There has been a lot of talk over the last week of how COVID-19 might be the pivotal moment for remote working to really take off. China, Silicon Valley, Japan and even Italy are all adopting remote working at various degrees to limit the spreading of the virus. There is such excitement around remote work that brands like Zoom have seen their stock value climb up.
While I really hope people are right and we will see remote working remain relevant once the threat is removed, I cannot help but be skeptical because we have been here before.
Teleworking has been a perennial technology story for well over a generation. I’ve written about the idea since the late 1980s. One of the first posts on this site was Will bosses accept telecommuting?
Telework in 2000
In the run-up to the Sydney Olympics in 2000 I was working for The Australian Financial Review.
In Avoid the rush and take up teleworking I wrote about Sydney’s plan to keep workers from commenting into the city during the games. From memory there was a lot of extra traffic at the time, in part because businesses took precautions.
ORTA, the Olympic Roads and Transport Authority, is promoting teleworking as a strategy to help companies beat anticipated transport problems. Teleworking happens when people carry out work at a location other than their normal office, but remain linked to the office. The connection might be as simple as a phone or a fax, but increasingly it involves remote computers linking to an office network.
In practice, Sydney companies using teleworking as a temporary measure during the Olympics will continue functioning more or less as normal. In many cases their customer and suppliers will not notice much difference.
This was such a long time ago that businesses still took fax machines seriously.
Better networks, better tools
With fast fibre networks, mobile phones, cellular networks, better software tools and better portable hardware, teleworking is so much easier today. Millions of people do it. It’s been part of my working life for 30 years. Yet it is still not as widespread as you might expect.
In the linked story Carolina Milanesi rightly says the technology is ready. Yet much of the time business culture isn’t prepared for remote working. She mentions trust as an issue.
Remote working needs trust
Trust isn’t a problem for consultants and other professionals who are paid for their output. It is an issue for command and control style managers. Those dinosaurs will need to give up some of their control as COVID-19 spreads.
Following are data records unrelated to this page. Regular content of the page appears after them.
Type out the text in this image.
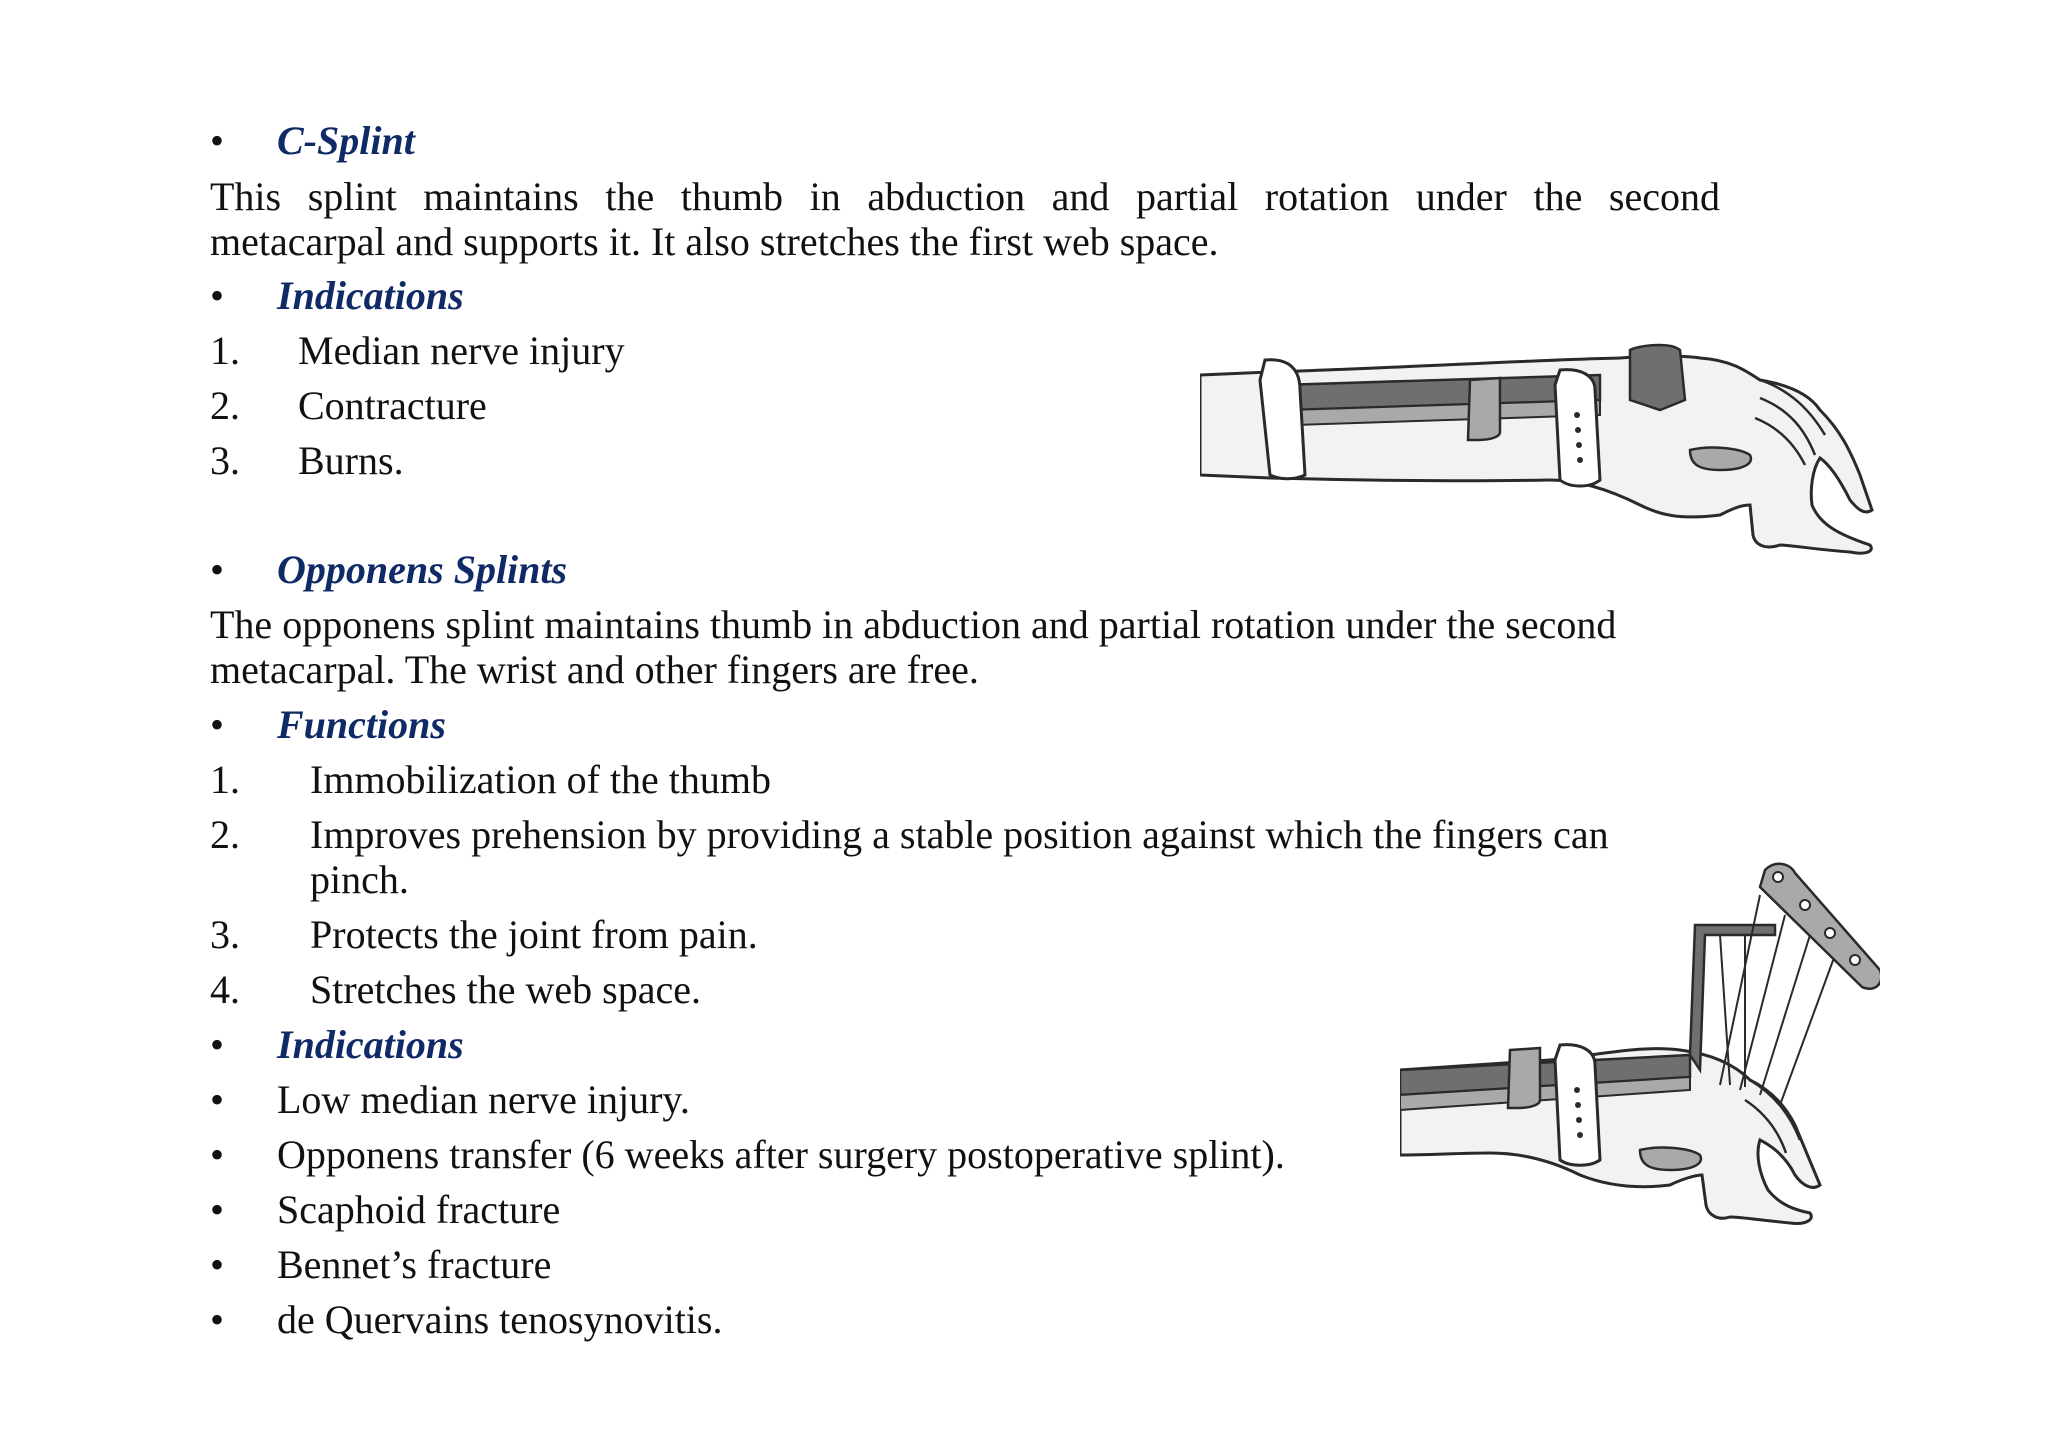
• C-Splint
This splint maintains the thumb in abduction and partial rotation under the second
metacarpal and supports it. It also stretches the first web space.
• Indications
1. Median nerve injury
2. Contracture
3. Burns.
• Opponens Splints
The opponens splint maintains thumb in abduction and partial rotation under the second
metacarpal. The wrist and other fingers are free.
• Functions
1. Immobilization of the thumb
2. Improves prehension by providing a stable position against which the fingers can
pinch.
3. Protects the joint from pain.
4. Stretches the web space.
• Indications
• Low median nerve injury.
• Opponens transfer (6 weeks after surgery postoperative splint).
• Scaphoid fracture
• Bennet’s fracture
• de Quervains tenosynovitis.
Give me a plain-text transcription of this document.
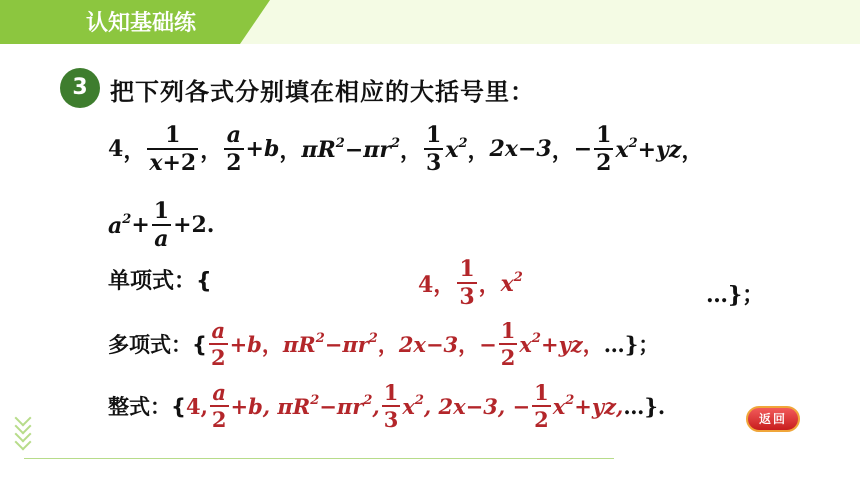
认知基础练
3 把下列各式分别填在相应的大括号里：
4 ， $\frac{1}{x+2}$ ， $\frac{a}{2} +b$ ， $\pi R^2-\pi r^2$ ， $\frac{1}{3} x^2$ ， 2x−3 ， − $\frac{1}{2} x^2+yz$ ，
$a^2 + \frac{1}{a} +2$.
单项式：{	4， $\frac{1}{3}$ ， $x^2$
…}；
多项式：{ $\frac{a}{2} +b$ ， $\pi R^2-\pi r^2$ ， 2x−3 ， − $\frac{1}{2} x^2+yz$ ， …}；
整式：{ 4, $\frac{a}{2} +b$, $\pi R^2-\pi r^2$, $\frac{1}{3} x^2$, 2x−3, − $\frac{1}{2} x^2+yz$, …}.
返回
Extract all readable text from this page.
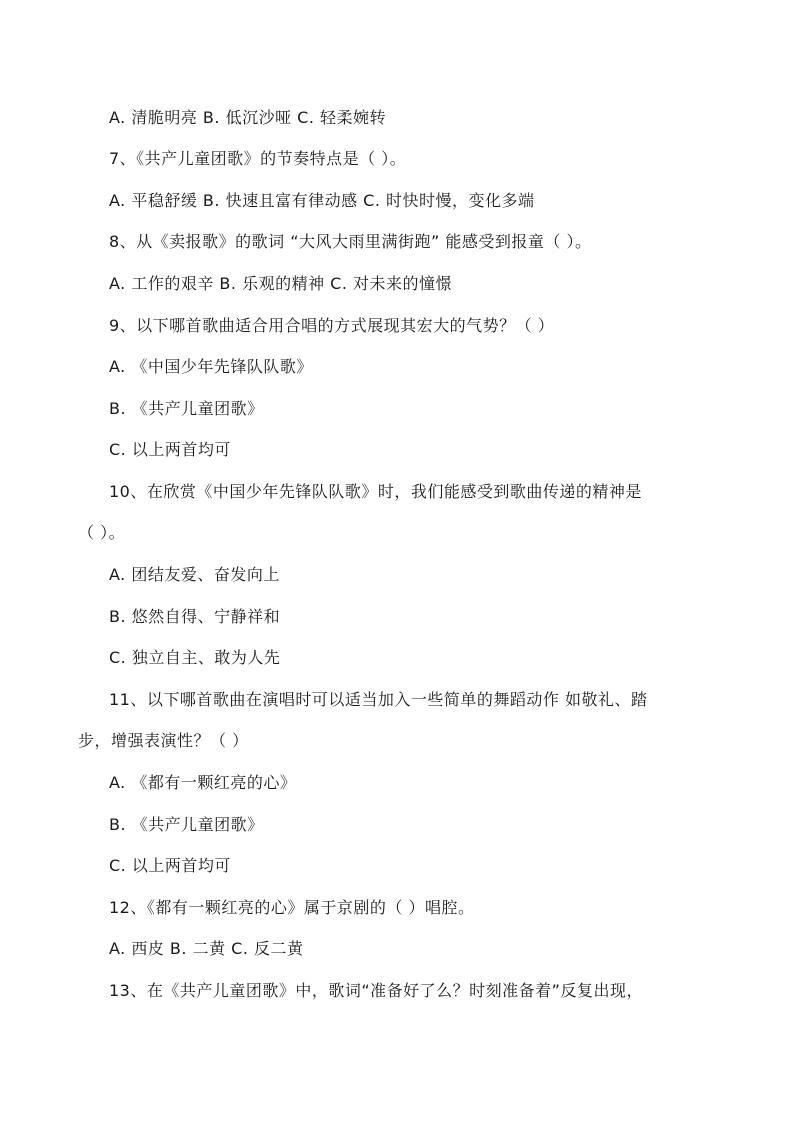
A. 清脆明亮 B. 低沉沙哑 C. 轻柔婉转
7、《共产儿童团歌》的节奏特点是（ ）。
A. 平稳舒缓 B. 快速且富有律动感 C. 时快时慢，变化多端
8、从《卖报歌》的歌词 “大风大雨里满街跑” 能感受到报童（ ）。
A. 工作的艰辛 B. 乐观的精神 C. 对未来的憧憬
9、以下哪首歌曲适合用合唱的方式展现其宏大的气势？（ ）
A. 《中国少年先锋队队歌》
B. 《共产儿童团歌》
C. 以上两首均可
10、在欣赏《中国少年先锋队队歌》时，我们能感受到歌曲传递的精神是
（ ）。
A. 团结友爱、奋发向上
B. 悠然自得、宁静祥和
C. 独立自主、敢为人先
11、以下哪首歌曲在演唱时可以适当加入一些简单的舞蹈动作 如敬礼、踏
步，增强表演性？（ ）
A. 《都有一颗红亮的心》
B. 《共产儿童团歌》
C. 以上两首均可
12、《都有一颗红亮的心》属于京剧的（ ）唱腔。
A. 西皮 B. 二黄 C. 反二黄
13、在《共产儿童团歌》中，歌词“准备好了么？时刻准备着”反复出现，
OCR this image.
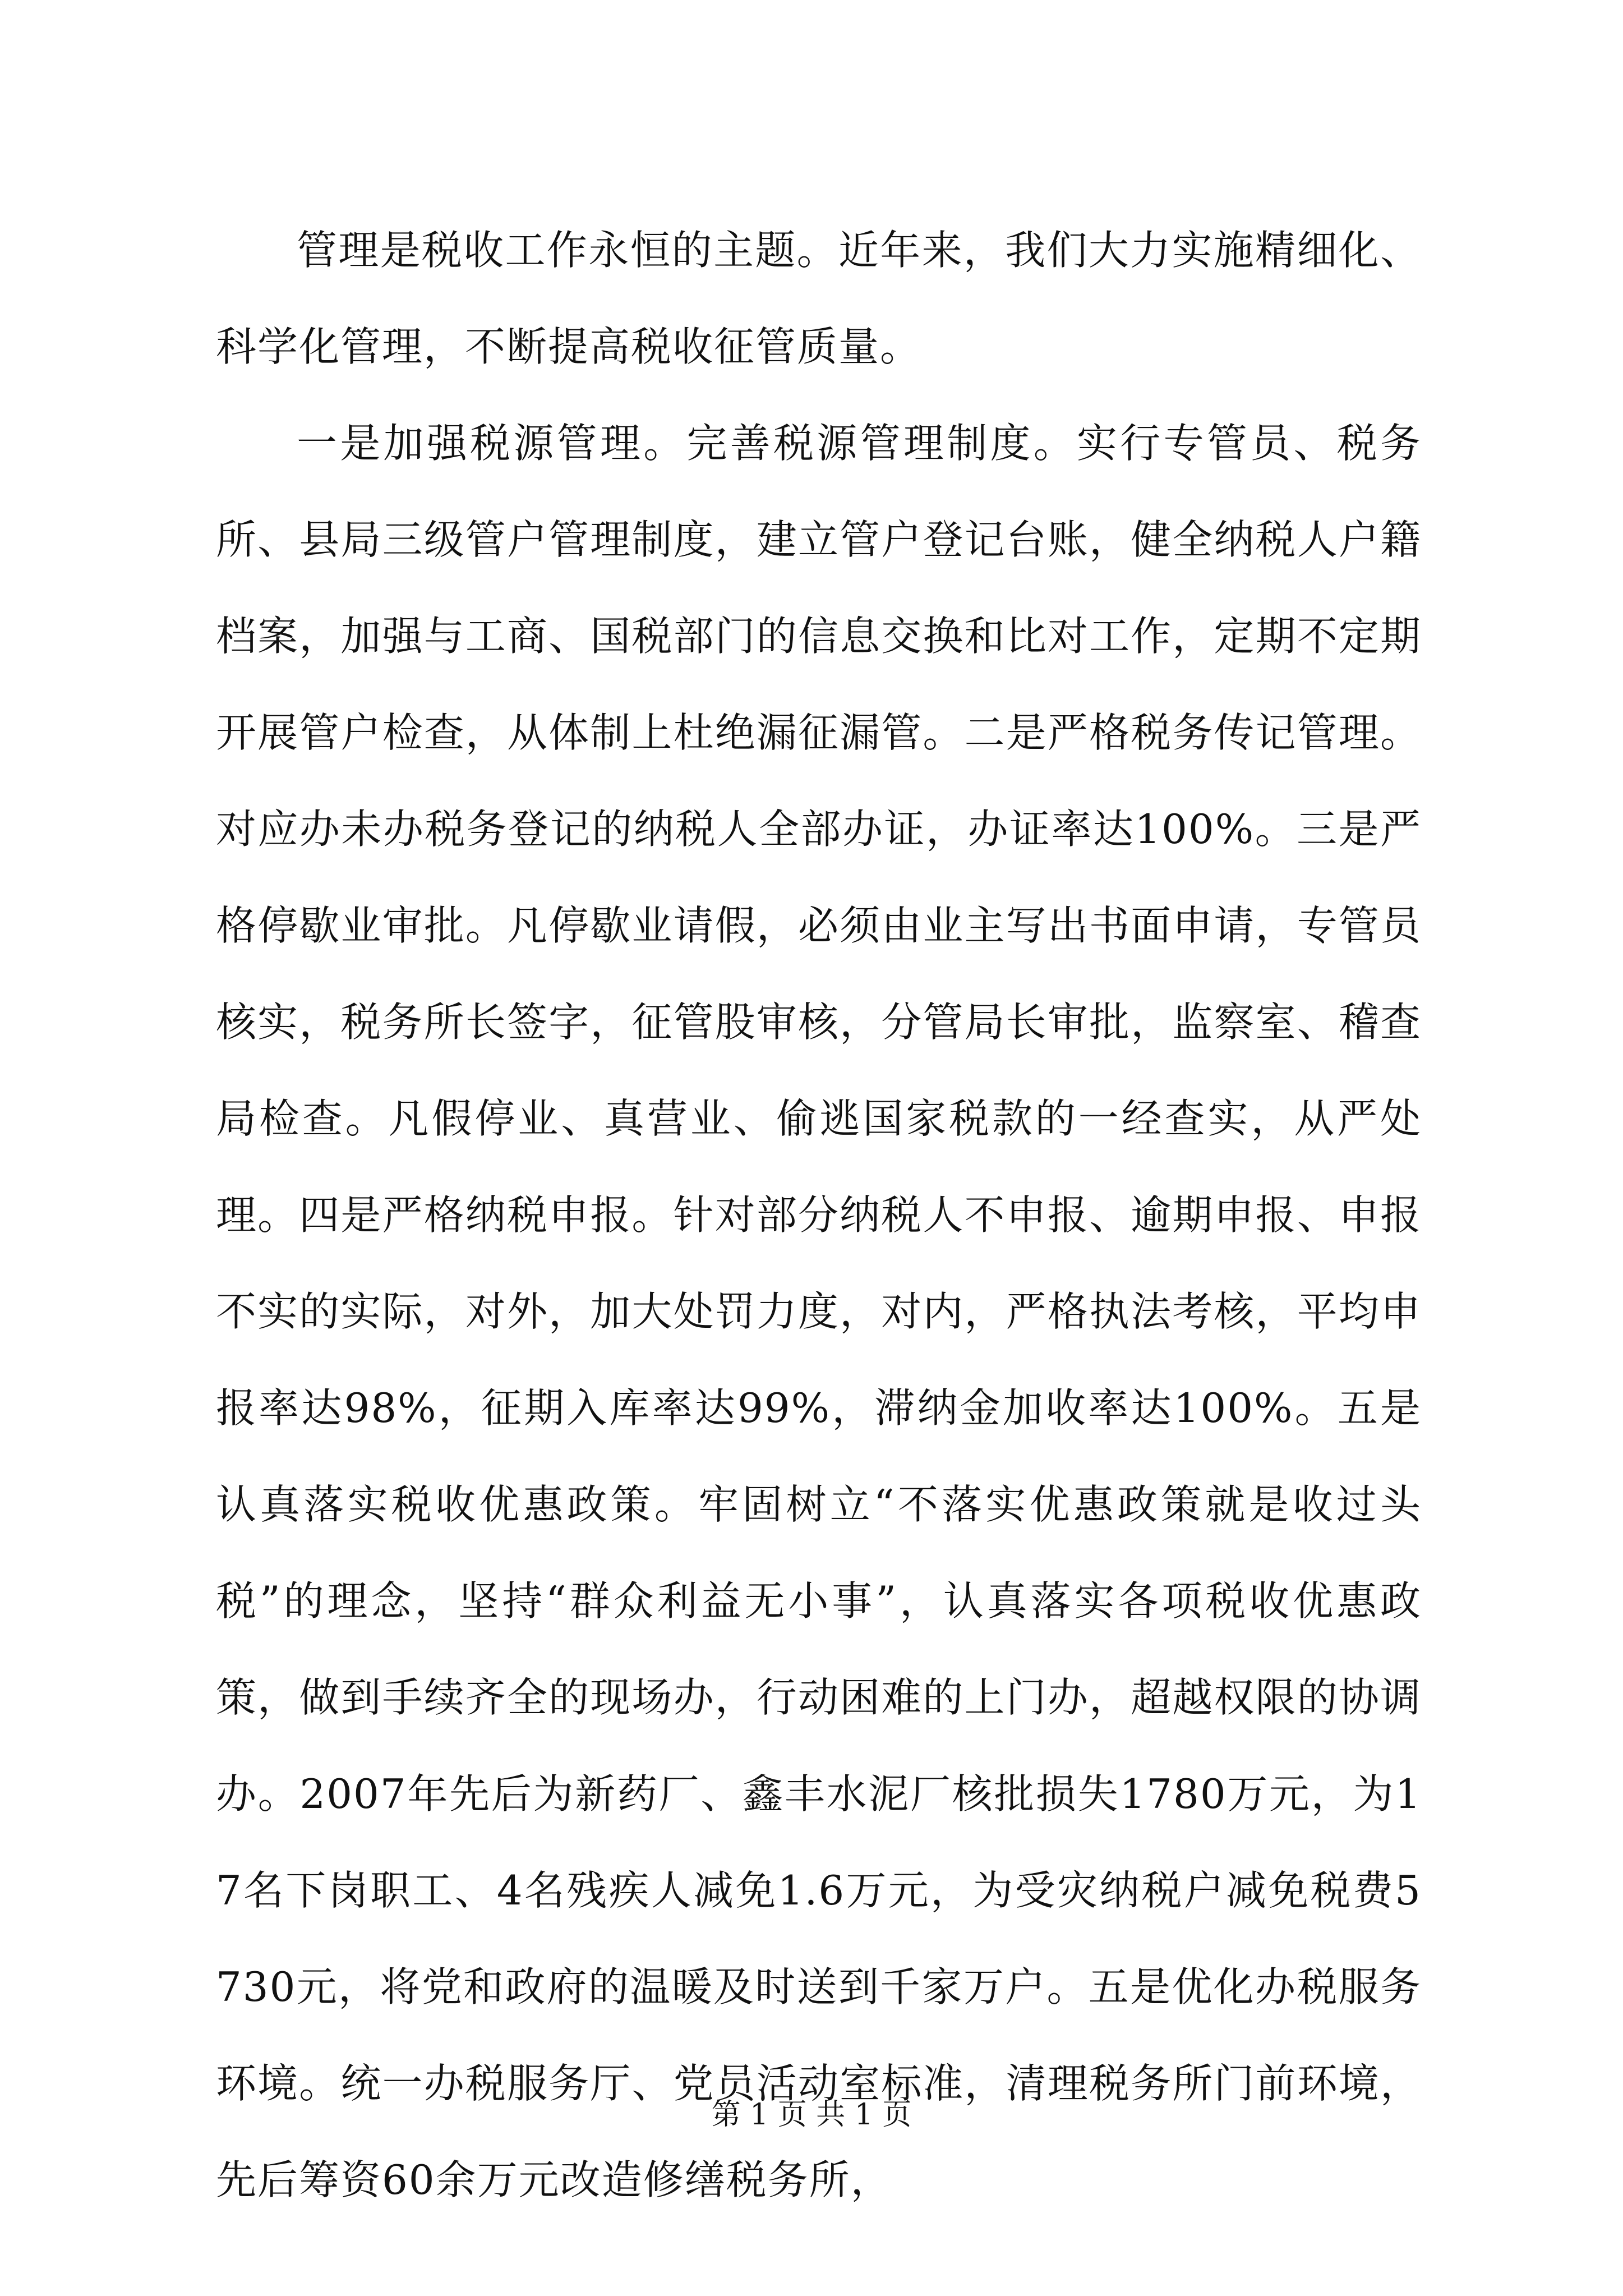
管理是税收工作永恒的主题。近年来，我们大力实施精细化、科学化管理，不断提高税收征管质量。

一是加强税源管理。完善税源管理制度。实行专管员、税务所、县局三级管户管理制度，建立管户登记台账，健全纳税人户籍档案，加强与工商、国税部门的信息交换和比对工作，定期不定期开展管户检查，从体制上杜绝漏征漏管。二是严格税务传记管理。对应办未办税务登记的纳税人全部办证，办证率达100%。三是严格停歇业审批。凡停歇业请假，必须由业主写出书面申请，专管员核实，税务所长签字，征管股审核，分管局长审批，监察室、稽查局检查。凡假停业、真营业、偷逃国家税款的一经查实，从严处理。四是严格纳税申报。针对部分纳税人不申报、逾期申报、申报不实的实际，对外，加大处罚力度，对内，严格执法考核，平均申报率达98%，征期入库率达99%，滞纳金加收率达100%。五是认真落实税收优惠政策。牢固树立“不落实优惠政策就是收过头税”的理念，坚持“群众利益无小事”，认真落实各项税收优惠政策，做到手续齐全的现场办，行动困难的上门办，超越权限的协调办。2007年先后为新药厂、鑫丰水泥厂核批损失1780万元，为17名下岗职工、4名残疾人减免1.6万元，为受灾纳税户减免税费5730元，将党和政府的温暖及时送到千家万户。五是优化办税服务环境。统一办税服务厅、党员活动室标准，清理税务所门前环境，先后筹资60余万元改造修缮税务所，

第 1 页 共 1 页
The sad thing is that even if companies switch to remote working to get through a pandemic, or epidemic, there’s a good chance they’ll change back later. For years IBM encouraged employees to remote work, only to have second thoughts and drag everyone back to the office.
Another issue mentioned in the linked post is that remote employees can feel isolated. That needs to be managed. Bosses won’t be able to do much during enforced periods of teleworking in a pandemic or other crisis. At other times there need to be strategies to make sure people feel part of a team.
Telework was a technology story when I wrote about it in 2000. It isn’t any more, today it’s a management story. Management need to think more in terms of employee output and less about time serving.